Breaking Ranks

Modern Novels Not Dead, Just Boring

Heather Horn 427 Views Jul 6, 2010

Sure, Twilight may be all the rage, but most modern novels don't reach nearly that level of success, and for good reason: they're too weighty and dull, argues The Telegraph's Harry Mount. "There just aren't enough enjoyable ones around," Mount explains. "It's as if, to be taken seriously, you've got to be at least a bit boring." He's got a very interesting argument for why that's so:

Too much respect for the novel is part of the problem. In an age of literary festivals in every provincial town, and writing courses at every red-brick university, everyone is encouraged to be a writer, and writing is considered a sacred art.
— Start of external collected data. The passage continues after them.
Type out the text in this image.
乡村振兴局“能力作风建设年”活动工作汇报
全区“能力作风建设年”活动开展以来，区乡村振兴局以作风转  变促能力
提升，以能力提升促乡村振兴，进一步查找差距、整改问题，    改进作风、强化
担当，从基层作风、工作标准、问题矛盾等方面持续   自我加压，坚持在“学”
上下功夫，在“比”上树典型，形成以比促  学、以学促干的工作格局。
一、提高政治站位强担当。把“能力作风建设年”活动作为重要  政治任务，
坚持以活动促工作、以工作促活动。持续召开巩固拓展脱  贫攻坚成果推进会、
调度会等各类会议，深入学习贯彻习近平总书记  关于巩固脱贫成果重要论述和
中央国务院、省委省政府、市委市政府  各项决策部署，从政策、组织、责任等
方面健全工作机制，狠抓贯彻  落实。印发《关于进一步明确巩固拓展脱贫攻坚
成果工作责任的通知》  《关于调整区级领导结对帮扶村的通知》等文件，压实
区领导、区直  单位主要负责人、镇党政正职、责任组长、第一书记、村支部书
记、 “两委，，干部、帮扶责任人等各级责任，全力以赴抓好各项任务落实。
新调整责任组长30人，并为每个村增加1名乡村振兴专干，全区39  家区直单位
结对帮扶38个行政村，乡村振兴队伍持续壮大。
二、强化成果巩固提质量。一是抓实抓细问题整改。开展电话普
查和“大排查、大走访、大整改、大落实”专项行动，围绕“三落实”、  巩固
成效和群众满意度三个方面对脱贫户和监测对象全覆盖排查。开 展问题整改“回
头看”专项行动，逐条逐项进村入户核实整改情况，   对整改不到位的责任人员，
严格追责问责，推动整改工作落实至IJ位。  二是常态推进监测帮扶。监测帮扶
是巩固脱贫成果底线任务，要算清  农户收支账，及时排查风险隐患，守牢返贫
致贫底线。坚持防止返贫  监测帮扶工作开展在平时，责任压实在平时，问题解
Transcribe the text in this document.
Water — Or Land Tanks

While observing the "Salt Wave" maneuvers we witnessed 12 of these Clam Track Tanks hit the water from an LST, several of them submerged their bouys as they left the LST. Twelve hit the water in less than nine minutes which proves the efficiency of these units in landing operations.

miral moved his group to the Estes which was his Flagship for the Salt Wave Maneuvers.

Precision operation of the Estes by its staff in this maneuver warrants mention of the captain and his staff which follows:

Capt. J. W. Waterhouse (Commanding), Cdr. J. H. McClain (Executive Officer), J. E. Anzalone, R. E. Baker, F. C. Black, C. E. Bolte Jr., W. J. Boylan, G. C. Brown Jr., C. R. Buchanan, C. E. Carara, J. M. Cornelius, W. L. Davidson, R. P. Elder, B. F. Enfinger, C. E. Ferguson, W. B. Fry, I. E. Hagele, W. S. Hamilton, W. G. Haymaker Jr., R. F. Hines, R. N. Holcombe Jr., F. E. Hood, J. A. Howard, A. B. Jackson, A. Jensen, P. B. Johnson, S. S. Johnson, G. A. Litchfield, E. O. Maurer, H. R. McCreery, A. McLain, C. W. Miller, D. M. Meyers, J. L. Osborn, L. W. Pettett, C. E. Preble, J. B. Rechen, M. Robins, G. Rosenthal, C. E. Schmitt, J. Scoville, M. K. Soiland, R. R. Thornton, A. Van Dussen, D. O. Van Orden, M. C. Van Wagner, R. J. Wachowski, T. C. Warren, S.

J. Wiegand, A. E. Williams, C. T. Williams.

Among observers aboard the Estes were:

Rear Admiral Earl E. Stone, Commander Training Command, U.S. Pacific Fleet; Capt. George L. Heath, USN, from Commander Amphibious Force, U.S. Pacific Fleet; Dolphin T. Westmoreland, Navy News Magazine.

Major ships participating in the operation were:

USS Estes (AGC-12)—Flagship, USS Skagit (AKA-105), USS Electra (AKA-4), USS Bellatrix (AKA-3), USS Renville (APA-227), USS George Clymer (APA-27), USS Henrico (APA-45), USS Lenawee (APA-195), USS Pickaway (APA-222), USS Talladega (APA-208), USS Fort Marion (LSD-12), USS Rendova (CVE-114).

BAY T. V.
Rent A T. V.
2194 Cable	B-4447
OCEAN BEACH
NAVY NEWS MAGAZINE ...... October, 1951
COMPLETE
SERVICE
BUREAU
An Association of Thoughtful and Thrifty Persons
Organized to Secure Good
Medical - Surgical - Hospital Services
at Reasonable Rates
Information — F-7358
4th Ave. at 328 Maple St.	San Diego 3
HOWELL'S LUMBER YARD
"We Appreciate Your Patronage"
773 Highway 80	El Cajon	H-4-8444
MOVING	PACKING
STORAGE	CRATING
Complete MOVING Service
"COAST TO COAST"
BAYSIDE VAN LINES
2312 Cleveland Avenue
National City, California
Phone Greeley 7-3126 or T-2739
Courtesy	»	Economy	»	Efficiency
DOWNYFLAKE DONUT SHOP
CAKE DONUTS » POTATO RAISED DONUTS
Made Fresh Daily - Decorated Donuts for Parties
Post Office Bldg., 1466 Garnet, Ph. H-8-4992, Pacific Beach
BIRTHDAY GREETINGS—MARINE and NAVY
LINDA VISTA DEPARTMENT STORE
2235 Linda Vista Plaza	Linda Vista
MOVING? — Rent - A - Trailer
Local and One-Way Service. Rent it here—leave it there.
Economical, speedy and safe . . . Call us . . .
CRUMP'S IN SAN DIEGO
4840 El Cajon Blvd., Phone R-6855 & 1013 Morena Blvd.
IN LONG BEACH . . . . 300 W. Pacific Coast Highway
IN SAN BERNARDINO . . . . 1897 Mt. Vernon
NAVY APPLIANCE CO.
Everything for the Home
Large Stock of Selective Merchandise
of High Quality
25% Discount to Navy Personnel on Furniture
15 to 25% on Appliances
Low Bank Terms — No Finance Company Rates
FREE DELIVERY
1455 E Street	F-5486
Well, if everyone writes, there'll be more bad novels. And if writing is thought sacred, they will become more boring.
All this, of course, leads him to a striking conclusion for those still caught up in the question of whether the Internet will hurt literature. Mount thinks that the Internet is a "threat to novels"—but just the bad and tedious ones. "The web should be a wake-up call to novelists - to try to be funnier, sadder or more interesting. ... A brilliant novelist would only be helped by the internet. If another Evelyn Waugh or F Scott Fitzgerald turned up tomorrow, they would be read by millions, online and on the page."